Internet-Draft                                             Peter Deutsch
Proposed file: draft-ietf-uri-ura-00.txt                     Bill Heelan
Expires September 26, 1995                                 Chris Alpaugh
                                                         Mary Maclachlan
                                         Bunyip Information Systems, Inc
                                                           21 March 1995



			Uniform Resource Agents (URA's)


----------------------------------------
Abstract
----------------------------------------

This paper proposes  Uniform Resource Agents (URA's) as a means of 
specifying composite net-access tasks.  Tasks are described as "composite" 
if they require the construction and instantiation of one or more Uniform 
Resource Locators (URL's) or Uniform Resource Names (URN's),   and/or if 
they require transformation of information returned from instantiating 
URL's/URN's.

The paper presents the underlying concepts of URA's, proposes an 
architecture, and introduces a prototype application that has been built 
following the general principles of these URA's.


----------------------------------------
Status of this Memo
----------------------------------------

	This document is an Internet-Draft.  Internet-Drafts are working 
	documents of the Internet Engineering Task Force (IETF), its areas, 
	and its working groups.  Note that other groups may also distribute 
	working documents as Internet-Drafts.

	Internet-Drafts are draft documents valid for a maximum of six 
	months.  Internet-Drafts may be updated, replaced, or obsoleted by 
	other documents at any time.  It is not appropriate to use 
	Internet-Drafts as reference material or to cite them other than 
	as a "working draft" or "work in progrss."

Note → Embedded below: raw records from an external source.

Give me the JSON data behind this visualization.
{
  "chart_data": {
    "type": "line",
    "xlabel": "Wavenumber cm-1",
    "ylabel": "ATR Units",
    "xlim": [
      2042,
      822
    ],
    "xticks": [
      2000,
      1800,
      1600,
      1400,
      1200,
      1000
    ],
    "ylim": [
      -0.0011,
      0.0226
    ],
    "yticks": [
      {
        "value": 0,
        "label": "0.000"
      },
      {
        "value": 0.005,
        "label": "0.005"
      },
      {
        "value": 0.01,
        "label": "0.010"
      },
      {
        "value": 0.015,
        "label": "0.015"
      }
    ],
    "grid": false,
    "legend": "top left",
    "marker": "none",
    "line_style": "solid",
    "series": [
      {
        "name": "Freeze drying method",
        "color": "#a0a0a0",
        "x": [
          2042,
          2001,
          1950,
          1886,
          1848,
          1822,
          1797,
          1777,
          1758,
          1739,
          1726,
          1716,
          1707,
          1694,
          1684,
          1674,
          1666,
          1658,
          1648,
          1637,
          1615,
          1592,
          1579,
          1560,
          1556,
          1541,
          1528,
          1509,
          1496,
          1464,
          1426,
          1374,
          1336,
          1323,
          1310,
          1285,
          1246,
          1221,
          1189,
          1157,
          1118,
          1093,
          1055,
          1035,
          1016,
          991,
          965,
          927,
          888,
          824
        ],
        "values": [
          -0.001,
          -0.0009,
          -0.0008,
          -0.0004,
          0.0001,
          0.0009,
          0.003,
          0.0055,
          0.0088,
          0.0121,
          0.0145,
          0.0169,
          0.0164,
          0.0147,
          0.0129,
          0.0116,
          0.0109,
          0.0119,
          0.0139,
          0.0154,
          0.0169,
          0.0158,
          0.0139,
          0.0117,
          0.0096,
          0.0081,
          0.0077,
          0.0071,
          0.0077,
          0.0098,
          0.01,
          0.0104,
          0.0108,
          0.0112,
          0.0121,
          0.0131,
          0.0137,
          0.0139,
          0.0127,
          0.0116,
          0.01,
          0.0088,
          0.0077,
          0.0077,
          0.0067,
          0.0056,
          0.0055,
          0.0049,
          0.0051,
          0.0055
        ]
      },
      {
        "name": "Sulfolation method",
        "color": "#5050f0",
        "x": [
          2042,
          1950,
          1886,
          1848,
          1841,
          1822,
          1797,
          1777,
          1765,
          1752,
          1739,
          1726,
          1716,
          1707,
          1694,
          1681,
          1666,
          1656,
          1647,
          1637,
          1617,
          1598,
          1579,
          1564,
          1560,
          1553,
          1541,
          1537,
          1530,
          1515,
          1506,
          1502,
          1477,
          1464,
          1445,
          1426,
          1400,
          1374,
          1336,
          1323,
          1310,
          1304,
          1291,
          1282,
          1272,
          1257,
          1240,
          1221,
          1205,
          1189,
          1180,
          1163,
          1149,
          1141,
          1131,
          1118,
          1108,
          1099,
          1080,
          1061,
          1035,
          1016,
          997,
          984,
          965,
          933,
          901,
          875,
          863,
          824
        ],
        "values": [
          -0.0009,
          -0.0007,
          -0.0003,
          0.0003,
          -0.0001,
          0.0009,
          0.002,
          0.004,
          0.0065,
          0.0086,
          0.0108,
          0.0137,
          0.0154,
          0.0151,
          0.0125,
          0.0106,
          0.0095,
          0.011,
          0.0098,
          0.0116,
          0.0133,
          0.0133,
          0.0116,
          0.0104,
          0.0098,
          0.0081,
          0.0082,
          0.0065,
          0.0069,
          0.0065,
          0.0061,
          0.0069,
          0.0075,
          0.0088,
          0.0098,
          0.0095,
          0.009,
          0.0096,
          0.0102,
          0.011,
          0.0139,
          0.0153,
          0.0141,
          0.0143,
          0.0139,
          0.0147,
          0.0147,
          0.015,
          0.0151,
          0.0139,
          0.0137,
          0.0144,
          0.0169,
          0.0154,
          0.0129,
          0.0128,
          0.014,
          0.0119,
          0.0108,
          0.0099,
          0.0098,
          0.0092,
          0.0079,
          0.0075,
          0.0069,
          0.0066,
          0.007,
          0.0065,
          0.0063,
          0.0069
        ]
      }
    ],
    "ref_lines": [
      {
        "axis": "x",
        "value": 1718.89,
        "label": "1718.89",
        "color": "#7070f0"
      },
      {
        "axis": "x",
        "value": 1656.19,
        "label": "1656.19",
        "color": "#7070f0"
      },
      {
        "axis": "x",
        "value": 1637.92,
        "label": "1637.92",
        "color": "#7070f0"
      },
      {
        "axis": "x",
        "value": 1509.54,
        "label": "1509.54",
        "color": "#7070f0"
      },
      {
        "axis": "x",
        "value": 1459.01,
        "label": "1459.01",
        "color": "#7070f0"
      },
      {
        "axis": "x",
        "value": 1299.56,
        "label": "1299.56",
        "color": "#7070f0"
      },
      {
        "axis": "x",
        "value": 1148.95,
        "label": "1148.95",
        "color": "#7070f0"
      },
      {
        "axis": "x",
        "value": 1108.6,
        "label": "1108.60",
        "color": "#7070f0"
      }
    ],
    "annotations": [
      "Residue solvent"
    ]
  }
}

	To learn the current status of any Internte-Draft, please check the 
	1id-abstrats.txt listing contained in the Internet-Drafts Shadow 
	Directories on ds.internic.net, nic.nordu.net, venera.isi.edu, or 
	munnari.oz.au.



----------------------------------------
Acknowledgements
----------------------------------------

Several people have shared thoughts and viewpoints that have helped shape
the thinking behind this work over the past few years.  We'd like to thank,
in particular, Chris Weider, Patrik Faltstrom, Michael Mealling, Alan 
Emtage, and the participants in the IETF URI Working Group for  many
thought-provoking discussions.



----------------------------------------
Overview of This Document
----------------------------------------

The rest of this paper has been divided into the following sections:

        Introduction: An overview of the concepts leading up to the proposal 
                of URA's
        Design Considerations
        Scenarios for Suggested Usage: Concrete applications for URA's
        Overview of Perceived Functionality
        Overview of Proposed Architecture
        Transmission of URA's
        Above, Beyond, and Over the Top:  Future possibilities for URA's
        Appendix -- Using URA's Today:  A prototype application designed on
                URA principles
        Appendix -- A Sample Search URA


----------------------------------------
Introduction
----------------------------------------

Interaction with Internet resources can be categorized in four levels of
increasing complexity:

                . resource access
                . resource location
                . resource discovery
                . resource management

Resource access is supported by Internet standard protocols (e.g., http,
ftp, nntp, etc).  The resource location problem is addressed by work in
URL and URN technologies: URL's describe specific instances of a resource 
on the network while URN's identify an individual  resource without 
distinguishing between specific instances of it.    Resource discovery is 
largely supported by a collection of indexing services (e.g., Lycos, 
Archie(tm), Veronica, etc) and a large component of serendipity.  While 
these services may aid in the discovery of resources, they do little to 
support the user in the re-discovery of resources at a later date -- 
resource management.

>From a user's perspective, Internet resource management includes the 
ability to specify and repeat an activity composed of one or more "simple" 
Internet actions.  At present, this requires users to know the protocol 
and particulars of instantiation for URL's.  However, typical resource 
needs span several different URL types -- how can a heterogeneous 
collection be brought together (i.e., documents/resources on a common 
thread of content, not identical protocols)?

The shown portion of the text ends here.